Despite relishing affectionate tales like “The Golden Calf,” “Jonah and the Big
Fish,” and “Samson and Delilah,” at times, I felt like I was time traveling
into my brother’s adolescent bedroom while his lanky pre-pubescent cool-kid
crew tried on various topics of importance: sex, marijuana, and their bar mitzvah
portions. “Dude,” I can hear them saying as I transport this book back into
that fusty den, “Goldstein thinks Noah’s a jerk.”
In “Noah and the Ark,” Noah, who thinks everyone, literally everyone, is
stupid, is painted as a mediocre-to-bad parent and a disdainful-to-hateful
man. As a tyrannical father and the CEO
of the contracting firm “Noah & Son & Son & Son,” this
self-absorbed miscreant is thrilled when he hears about the impending flood. In
a family gathering he announces, “I was just talking with the Lord… And you
know what? He regrets having made his children, too. ‘They are all dummies,
dear God,’ I pleaded in the world’s defense…. Then He says to me, He says—and
He says it just like this—‘I will blot them out.’”

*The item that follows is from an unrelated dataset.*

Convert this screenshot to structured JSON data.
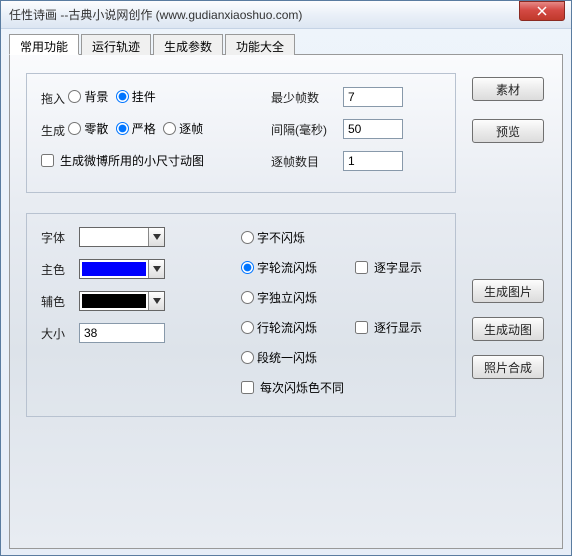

King David, a few stories later, is depicted as a failed comedian, a man who
tries but simply never succeeds in being funny. Goldstein presents David’s
off-color humor with the slaying of Goliath. “David had a different take on
what comedy could be. He believed you could achieve a humorous effect by
killing someone simply, too. The time was right, he believed for a honed-down,
deadpan kind of murder/comedy. He believed a simple stone-to-the-head killing
could be a comedic statement as well as a political one—a challenge to the
decadent pageantry of Philistine giant murder.”
The stories in Ladies and Gentlemen, The
Bible! are of two kinds. Some claim boisterous readings of biblical
protagonists through sensitive portrayals of father-son mishaps, sibling play,
and romantic love, while others too easily sacrifice complexity and moral
nuance for dull one-liners. Too many of these tales have a “just like us”
patina reminiscent of Sarah Palin’s vice presidential campaign and the rise of
Joe the Plumber.
In interpreting these biblical heroes for our own quick-and-easy-kosher-style
proclivities, Goldstein robs them and us of our differences. It is not that
these stories aren’t funny—they are. In fact, many are laugh-out-loud funny.
But the result of this callow attempt at engagement and relevance is also
somewhat sad. It is the book equivalent of a Shabbat dinner spent bantering
over leftover challah rolls and who will pay the check at the Grey Derby.